Junior School Under 7s Missile Survival Team.
She got the Bronze.
It ends on a sour note.  Despite the Doctor being warm enough to let Mickey come aboard if he wants (he doesn't), he still forces Rose to choose right now between one life and the other, with no question of co-existing in both.  He becomes in that scene exactly the sinister git Jackie thinks he is, and between him putting the screws on Rose and Rose leaving Jackie miserable once more, I'm left wondering who the hell we're supposed to actually like.  (Oh, and another random thing: why do characters keep saying "Who the hell" and "What the hell"?  Is it supposed to sound gritty?)  It's not exactly out of character for him to get possessive, so fair enough to an extent, but really... this over Rose?  I'm just not seeing it.

Cast-wise, it's a strong one for the Doctor, although his possessiveness doesn't make much sense right next to his offering Mickey an olive branch.  Mickey grows, despite some lingering slapstick tendencies.  The Slitheen are all having tons of fun; it's not their fault the comedy's so broad.  And Penelope Wilton is a constant highlight as bright spark Harriet Jones.  Maybe it's her vague resemblance to Elisabeth Sladen, but she strikes me as a better and more useful Doctor Who companion than Rose could ever be.  Shame we can't keep her.

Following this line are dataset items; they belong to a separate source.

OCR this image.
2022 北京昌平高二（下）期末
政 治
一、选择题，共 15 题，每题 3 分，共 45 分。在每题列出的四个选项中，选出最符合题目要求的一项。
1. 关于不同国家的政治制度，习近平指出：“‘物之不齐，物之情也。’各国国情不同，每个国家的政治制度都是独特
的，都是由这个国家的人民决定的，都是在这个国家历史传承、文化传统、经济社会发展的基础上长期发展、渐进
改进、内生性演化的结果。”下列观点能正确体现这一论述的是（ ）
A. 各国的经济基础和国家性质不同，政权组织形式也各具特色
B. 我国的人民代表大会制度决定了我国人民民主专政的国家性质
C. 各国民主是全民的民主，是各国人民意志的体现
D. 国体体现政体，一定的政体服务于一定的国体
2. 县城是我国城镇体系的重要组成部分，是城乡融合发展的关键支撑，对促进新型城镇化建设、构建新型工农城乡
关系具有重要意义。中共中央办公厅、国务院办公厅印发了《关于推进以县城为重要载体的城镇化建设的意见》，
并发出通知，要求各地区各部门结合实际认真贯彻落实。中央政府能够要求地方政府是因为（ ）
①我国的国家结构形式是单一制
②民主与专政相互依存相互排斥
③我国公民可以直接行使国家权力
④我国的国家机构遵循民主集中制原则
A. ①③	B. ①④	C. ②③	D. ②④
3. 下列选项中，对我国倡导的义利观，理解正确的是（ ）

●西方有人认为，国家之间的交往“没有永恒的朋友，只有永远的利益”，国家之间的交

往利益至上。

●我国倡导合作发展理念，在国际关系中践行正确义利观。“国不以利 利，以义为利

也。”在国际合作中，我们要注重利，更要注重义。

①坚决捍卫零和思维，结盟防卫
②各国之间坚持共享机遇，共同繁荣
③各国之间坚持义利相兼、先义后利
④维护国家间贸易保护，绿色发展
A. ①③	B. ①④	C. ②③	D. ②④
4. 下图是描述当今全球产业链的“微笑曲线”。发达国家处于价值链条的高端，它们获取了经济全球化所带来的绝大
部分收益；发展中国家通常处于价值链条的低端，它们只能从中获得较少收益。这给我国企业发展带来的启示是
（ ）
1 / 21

It's unwieldy, and on a constant humour offensive that cannot help but miss half the time.  But when it's funny, it's very funny; when it's thoughtful, it's refreshing.  The good stuff's trapped inside a wacky, often annoying pantomime, but squint and you'll see it.

1 comment:

  1. It's nice that New Who was able to do something fresh and original for once (examining the disappearance of the companion from their life) - it must be tough coming up with any ideas that aren't old when your show started forty years ago.